L'uomo più giovane agitò una mano. "Spero che la sua caviglia sia migliorata", chiese. Il suo accento era solo leggermente scozzese e ben educato. Non sapevo perché mi aspettassi un altro Highlander. Forse avevo sentito le dolci R di Callum e avevo deciso che tutti gli uomini avrebbero dovuto parlare così.

Annuii, ancora leggermente stordita sotto il mio strato di freddo. Un brivido mi percorse. "E tu starai qui", dissi di nuovo a Callum, come se avessi bisogno di una conferma per la cronaca. L'hotel distava solo poche strade dal locale, ma non era così.

In mezzo alla folla, un membro del personale dell'hotel fece un annuncio, anche se era impossibile da sentire sopra il sibilo del vento. Avevo visto la direttrice della serata, dall'aria impaurita, consegnare il suo walkie-talkie e sparire nel vicolo laterale dell'hotel un attimo prima, e mi sono mordicchiata il labbro, immaginando che saremmo rimasti bloccati qui per un po'. L'amico di Callum fece un gesto e poi si allontanò per ascoltare la notizia, lasciandoci soli.
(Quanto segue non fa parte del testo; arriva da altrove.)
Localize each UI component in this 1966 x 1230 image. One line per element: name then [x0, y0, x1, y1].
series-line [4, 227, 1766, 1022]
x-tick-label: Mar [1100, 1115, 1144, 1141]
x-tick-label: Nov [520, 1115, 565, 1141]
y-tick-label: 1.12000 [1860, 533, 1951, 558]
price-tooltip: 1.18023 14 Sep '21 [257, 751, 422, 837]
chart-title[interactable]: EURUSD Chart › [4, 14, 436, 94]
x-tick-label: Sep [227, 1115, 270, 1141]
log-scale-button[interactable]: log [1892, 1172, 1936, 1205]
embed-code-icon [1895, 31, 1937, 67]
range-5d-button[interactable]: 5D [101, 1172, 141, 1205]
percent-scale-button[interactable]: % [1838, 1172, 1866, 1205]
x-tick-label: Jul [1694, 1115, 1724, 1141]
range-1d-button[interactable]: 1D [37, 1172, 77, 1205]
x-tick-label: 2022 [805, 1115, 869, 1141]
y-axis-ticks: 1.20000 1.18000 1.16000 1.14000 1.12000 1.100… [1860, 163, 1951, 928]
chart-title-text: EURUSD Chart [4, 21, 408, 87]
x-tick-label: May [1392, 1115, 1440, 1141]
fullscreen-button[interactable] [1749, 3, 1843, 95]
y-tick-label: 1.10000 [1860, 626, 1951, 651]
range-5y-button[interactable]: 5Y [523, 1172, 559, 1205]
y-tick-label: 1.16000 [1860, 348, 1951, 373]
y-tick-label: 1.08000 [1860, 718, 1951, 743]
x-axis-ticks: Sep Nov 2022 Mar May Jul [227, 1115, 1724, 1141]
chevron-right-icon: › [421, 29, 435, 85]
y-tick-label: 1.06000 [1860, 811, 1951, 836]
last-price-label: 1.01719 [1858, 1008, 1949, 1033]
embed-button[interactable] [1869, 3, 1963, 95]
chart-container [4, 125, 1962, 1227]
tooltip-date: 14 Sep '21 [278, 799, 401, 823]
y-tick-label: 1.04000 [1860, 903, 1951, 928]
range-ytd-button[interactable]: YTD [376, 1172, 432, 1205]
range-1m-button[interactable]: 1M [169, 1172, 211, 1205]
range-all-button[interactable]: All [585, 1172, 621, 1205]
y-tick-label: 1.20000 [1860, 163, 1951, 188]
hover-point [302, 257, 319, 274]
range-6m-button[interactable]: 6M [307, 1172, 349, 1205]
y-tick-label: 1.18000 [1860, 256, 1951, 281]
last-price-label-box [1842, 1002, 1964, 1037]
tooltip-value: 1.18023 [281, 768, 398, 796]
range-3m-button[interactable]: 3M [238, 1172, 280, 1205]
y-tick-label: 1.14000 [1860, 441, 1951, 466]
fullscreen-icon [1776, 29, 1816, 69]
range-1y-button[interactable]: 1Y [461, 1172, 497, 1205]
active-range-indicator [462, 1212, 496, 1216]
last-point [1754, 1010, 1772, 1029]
Callum si avvicinò. "Quando il tuo taxi è partito, ho pensato che non ti avrei più rivisto".

"Volevi rivedermi?".

"Sì, a prescindere da quello che ci siamo detti. L'allarme mi ha svegliato da un sogno su di te".
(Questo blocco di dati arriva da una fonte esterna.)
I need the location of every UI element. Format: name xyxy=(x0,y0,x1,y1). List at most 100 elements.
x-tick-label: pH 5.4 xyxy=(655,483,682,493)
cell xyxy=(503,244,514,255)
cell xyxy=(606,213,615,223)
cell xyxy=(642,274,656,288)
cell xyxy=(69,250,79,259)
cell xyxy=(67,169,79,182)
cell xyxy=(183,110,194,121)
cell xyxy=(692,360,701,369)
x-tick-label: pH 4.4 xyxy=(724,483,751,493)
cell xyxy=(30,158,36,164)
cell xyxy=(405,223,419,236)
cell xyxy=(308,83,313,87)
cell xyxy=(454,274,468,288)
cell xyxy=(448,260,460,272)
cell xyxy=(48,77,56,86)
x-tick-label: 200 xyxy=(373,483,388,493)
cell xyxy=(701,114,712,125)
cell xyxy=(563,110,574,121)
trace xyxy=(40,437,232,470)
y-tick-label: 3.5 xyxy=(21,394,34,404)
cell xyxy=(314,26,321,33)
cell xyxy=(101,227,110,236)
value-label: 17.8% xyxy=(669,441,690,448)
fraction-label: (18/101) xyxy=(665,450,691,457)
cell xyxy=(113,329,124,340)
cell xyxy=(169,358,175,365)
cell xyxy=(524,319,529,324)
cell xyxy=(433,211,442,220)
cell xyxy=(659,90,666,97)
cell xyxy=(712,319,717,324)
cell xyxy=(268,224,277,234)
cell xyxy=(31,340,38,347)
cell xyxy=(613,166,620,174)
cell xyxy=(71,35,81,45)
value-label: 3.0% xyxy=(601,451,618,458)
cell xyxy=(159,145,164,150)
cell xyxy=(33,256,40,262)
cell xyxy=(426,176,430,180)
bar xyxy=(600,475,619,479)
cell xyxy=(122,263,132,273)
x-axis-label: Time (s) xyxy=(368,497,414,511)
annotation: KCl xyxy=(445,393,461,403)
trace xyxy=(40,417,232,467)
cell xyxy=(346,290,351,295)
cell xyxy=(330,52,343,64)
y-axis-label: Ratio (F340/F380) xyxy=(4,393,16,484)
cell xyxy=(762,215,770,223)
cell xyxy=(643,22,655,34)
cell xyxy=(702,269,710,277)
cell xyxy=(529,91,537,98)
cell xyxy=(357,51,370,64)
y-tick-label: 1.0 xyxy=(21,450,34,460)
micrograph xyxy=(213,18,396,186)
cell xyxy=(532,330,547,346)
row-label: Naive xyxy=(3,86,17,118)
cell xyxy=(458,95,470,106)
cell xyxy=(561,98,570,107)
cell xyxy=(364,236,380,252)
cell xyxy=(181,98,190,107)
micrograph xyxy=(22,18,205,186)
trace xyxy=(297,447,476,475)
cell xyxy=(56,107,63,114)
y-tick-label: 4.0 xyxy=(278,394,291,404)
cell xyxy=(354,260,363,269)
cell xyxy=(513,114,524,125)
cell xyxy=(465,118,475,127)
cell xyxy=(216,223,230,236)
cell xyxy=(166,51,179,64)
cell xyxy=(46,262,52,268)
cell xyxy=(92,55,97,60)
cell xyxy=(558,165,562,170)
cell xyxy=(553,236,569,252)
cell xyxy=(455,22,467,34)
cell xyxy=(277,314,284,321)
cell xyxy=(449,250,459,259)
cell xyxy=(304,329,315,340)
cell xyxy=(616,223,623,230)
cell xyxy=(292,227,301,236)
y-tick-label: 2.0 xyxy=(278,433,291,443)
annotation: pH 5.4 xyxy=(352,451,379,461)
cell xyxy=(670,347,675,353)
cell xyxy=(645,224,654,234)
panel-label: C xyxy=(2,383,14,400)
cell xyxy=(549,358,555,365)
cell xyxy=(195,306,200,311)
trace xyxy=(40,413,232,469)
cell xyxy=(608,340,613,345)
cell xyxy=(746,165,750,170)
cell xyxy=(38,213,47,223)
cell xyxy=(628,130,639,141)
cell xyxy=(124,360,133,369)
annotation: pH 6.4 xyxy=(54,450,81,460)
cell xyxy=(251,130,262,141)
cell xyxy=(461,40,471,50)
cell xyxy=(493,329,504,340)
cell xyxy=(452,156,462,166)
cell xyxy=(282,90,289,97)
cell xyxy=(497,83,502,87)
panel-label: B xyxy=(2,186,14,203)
Era un sogno così eccitante come quello che avevo appena fatto?

Era così strano. Ci guardammo a vicenda. Rabbrividii, questa volta violentemente, e gli occhi di Callum si restrinsero. Con una mossa rapida, si tolse la giacca dalle spalle e la fece passare intorno alla mia.

"Oh! Non c'è bisogno che tu lo faccia", strillai.
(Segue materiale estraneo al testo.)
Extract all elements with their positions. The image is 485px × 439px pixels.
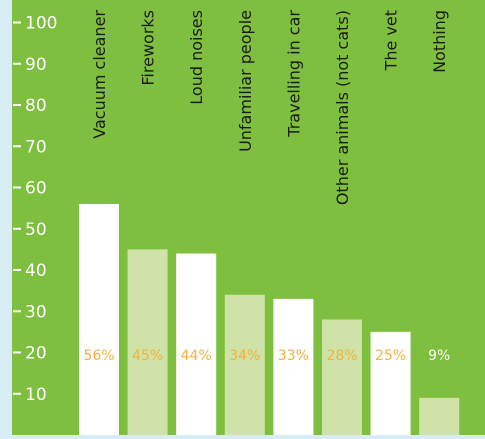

Tirò i risvolti e si allontanò di un passo, con le labbra serrate. "Sono le tre del mattino e tu sei stato costretto a lasciare il tuo letto da uno stronzo che premeva i pulsanti dell'allarme antincendio. Il freddo non mi disturba e tu sei mezzo congelato. È il minimo che possa fare".

In realtà, potrei rannicchiarmi nella tua enorme struttura, strofinare la mia guancia contro il tuo maglione a coste e fare le fusa come un gattino. Sarebbe stato perfetto.

Mi accoccolai nel calore del suo cappotto e respirai il suo profumo. Era meglio del sogno.

"Non mi piace che tu abbia freddo", mormorai, mentre i miei muscoli rigidi si allentavano e il calore si faceva strada.

Callum sbatté le palpebre, come se fosse sorpreso che a qualcuno importasse come si sentiva. "Sei riuscito a mangiare?".

"Ehm..." Non ero uno che saltava i pasti, ma dopo l'evento mi ero seduto sul letto della mia camera d'albergo e, invece di ordinare da mangiare, avevo chiamato mia sorella. Alla cena di prima sera, era stata silenziosa fino al punto di ritirarsi. Sapevo perché, ma non ne avevamo parlato a tavola.

Qualche giorno prima, Scarlet era stata sorpresa a rubare in una boutique di Londra. Una richiesta di aiuto così ovvia, perché non le mancava nulla. I miei genitori le davano soldi, vestiti e tutto ciò di cui aveva bisogno.

Tranne l'amore.

Per fortuna il commesso del negozio conosceva la mamma, una cliente abituale, così Scarlet non si era cacciata in guai seri.

"Ti amo", le avevo detto al telefono. Si era comunque rifiutata di parlare dell'incidente, probabilmente perché non ero io quella che avrebbe cercato di far ascoltare. "Andrà tutto bene".

"Il giorno in cui sarò abbastanza grande, verrò a vivere con te".

Come potevo rispondere? Questo non fece che rafforzare la mia determinazione ad aiutarla.

James tornò. "Un falso allarme. Stanno aspettando che il funzionario dei vigili del fuoco approvi lo stand-down e ci faccia rientrare".

Dietro di lui, in attesa accanto al trio di autopompe completamente accese, un pompiere vestito in modo ingombrante batteva su una cartellina. Il mio sguardo si restrinse. La donna avrebbe dovuto parlare con il responsabile della notte prima che ci fosse permesso di tornare ai nostri letti. Il direttore notturno che avevo visto sparire lungo la strada secondaria, dirigendosi verso la facciata dell'hotel.

Non potevo ignorare la pianificazione disastrosa di questo albergo.

"Ci metto un attimo", mormorai e mi diressi verso il punto in cui si trovava il funzionario antincendio. L'addetta alla reception dell'hotel che aspettava accanto a lei aveva gli occhi spalancati e saltellava da un piede all'altro.

"Non so proprio cosa dire", squittì.